Ora, siamo arrivati al punto: chi c’è dietro il cartellino di Cerci? Ho iniziato a seguire il calcio in epoca pre-Bosman, ma di poco: prima si era in qualche misura “prigionieri” di una squadra, dopo si diventava liberi alla scadenza di ogni contratto. E, per come la vedo io, un giocatore (un atleta, una persona) non può essere “proprietà” di un fondo d’investimento (palese o travestito, come sarebbe per Estigarribia). Li chiamano TPO (Third-Party Ownership), che da maggio sono vietate dalla FIFA (con la circolare 1464); adesso vorrebbero riconfigurarsi come TPI (Third-Party Investment), per continuare a operare.

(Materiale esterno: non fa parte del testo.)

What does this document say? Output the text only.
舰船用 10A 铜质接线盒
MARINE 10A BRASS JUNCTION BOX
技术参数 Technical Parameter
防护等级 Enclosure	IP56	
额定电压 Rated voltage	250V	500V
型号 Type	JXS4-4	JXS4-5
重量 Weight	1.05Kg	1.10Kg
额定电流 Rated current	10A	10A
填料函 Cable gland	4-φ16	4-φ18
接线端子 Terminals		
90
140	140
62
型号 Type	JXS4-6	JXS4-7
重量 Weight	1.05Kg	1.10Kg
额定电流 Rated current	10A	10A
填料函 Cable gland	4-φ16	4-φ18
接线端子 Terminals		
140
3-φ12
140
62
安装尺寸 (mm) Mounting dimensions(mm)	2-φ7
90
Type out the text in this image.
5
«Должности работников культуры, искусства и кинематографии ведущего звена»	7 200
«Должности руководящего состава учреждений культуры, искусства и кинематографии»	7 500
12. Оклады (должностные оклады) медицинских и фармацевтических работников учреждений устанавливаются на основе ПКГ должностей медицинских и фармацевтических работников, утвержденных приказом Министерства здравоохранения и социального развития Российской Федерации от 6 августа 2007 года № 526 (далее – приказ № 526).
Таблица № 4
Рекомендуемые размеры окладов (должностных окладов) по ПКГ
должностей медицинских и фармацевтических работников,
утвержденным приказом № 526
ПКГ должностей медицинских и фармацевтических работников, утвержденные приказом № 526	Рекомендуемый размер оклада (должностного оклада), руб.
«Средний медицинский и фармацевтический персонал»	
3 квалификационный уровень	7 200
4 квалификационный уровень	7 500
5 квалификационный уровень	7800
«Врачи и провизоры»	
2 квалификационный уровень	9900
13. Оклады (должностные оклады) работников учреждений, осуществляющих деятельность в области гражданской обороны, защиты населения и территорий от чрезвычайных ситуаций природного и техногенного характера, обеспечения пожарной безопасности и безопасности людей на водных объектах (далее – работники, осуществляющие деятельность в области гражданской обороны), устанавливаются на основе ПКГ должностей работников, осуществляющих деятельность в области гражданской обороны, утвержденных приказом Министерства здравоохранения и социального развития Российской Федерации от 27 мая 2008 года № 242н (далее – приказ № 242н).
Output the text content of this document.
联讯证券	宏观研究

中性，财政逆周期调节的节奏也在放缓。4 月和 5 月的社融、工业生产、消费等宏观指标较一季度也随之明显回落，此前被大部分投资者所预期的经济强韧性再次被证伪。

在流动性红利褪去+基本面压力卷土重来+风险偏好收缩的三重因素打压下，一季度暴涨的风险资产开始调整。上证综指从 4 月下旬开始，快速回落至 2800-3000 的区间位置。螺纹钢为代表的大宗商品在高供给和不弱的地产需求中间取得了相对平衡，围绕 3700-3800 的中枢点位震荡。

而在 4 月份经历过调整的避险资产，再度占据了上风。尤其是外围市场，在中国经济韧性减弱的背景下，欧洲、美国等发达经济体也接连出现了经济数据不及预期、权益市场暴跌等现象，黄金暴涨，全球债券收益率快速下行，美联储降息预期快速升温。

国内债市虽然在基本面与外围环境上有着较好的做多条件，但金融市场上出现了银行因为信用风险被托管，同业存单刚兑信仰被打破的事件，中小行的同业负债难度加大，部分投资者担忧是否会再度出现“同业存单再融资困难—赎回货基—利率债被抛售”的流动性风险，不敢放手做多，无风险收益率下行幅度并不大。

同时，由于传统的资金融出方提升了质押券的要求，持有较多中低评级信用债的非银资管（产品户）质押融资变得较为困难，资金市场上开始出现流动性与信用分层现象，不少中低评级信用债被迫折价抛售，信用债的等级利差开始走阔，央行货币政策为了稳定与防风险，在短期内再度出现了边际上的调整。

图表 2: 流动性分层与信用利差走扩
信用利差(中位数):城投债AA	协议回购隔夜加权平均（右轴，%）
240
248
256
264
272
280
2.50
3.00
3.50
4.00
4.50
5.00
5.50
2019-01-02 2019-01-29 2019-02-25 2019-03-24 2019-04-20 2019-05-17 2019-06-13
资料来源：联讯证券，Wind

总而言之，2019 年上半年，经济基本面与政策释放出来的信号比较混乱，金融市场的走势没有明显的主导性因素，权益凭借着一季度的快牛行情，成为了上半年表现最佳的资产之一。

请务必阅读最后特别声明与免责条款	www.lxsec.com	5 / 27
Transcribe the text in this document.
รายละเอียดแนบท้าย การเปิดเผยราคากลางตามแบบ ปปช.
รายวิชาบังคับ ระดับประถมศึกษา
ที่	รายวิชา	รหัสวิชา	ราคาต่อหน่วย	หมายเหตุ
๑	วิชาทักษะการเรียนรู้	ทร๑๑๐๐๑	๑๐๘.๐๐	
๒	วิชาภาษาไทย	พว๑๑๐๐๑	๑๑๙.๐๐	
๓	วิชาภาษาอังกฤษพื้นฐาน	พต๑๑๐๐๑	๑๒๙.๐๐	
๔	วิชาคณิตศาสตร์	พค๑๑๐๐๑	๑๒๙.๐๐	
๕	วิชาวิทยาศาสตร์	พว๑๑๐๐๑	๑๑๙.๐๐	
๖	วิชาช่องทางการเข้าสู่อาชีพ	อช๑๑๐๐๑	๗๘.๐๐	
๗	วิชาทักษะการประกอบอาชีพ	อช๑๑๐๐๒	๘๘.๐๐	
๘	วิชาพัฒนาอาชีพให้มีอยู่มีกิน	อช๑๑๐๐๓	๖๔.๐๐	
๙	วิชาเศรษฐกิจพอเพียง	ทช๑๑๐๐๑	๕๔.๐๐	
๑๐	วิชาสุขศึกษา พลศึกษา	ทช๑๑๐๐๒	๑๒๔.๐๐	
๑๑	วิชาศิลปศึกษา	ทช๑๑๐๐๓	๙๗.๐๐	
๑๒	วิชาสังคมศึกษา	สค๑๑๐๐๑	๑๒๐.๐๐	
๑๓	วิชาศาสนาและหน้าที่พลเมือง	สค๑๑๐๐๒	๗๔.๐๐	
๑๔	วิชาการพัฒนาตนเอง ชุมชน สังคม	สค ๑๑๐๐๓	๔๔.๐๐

Cosa guadagna un investitore “esterno”? Beh, ovvio: denaro. E una forma di potere (portare su una squadra, portarne giù un’altra, trasformarne una terza in una porta girevole). Lo dico in parole povere? Tutte cose che con lo sport hanno pochissimo a che vedere. Ed è curioso vedere che è la stessa identica piega che a suo tempo hanno preso anche FIFA e UEFA: commercio spinto (e sugli illeciti taciamo, per decenza). Le istituzioni sono nude, ma il denaro vive benissimo.
Andando all’Atlético Madrid, Cerci si è venduto al diavolo – probabilmente senza neanche saperlo. E adesso è prigioniero del Diavolo. Calcolando che è uno dei pochi talenti italiani di questo periodo, un minimo di sdegno pubblico sarebbe anche auspicabile, e non solo per le prestazioni in campo.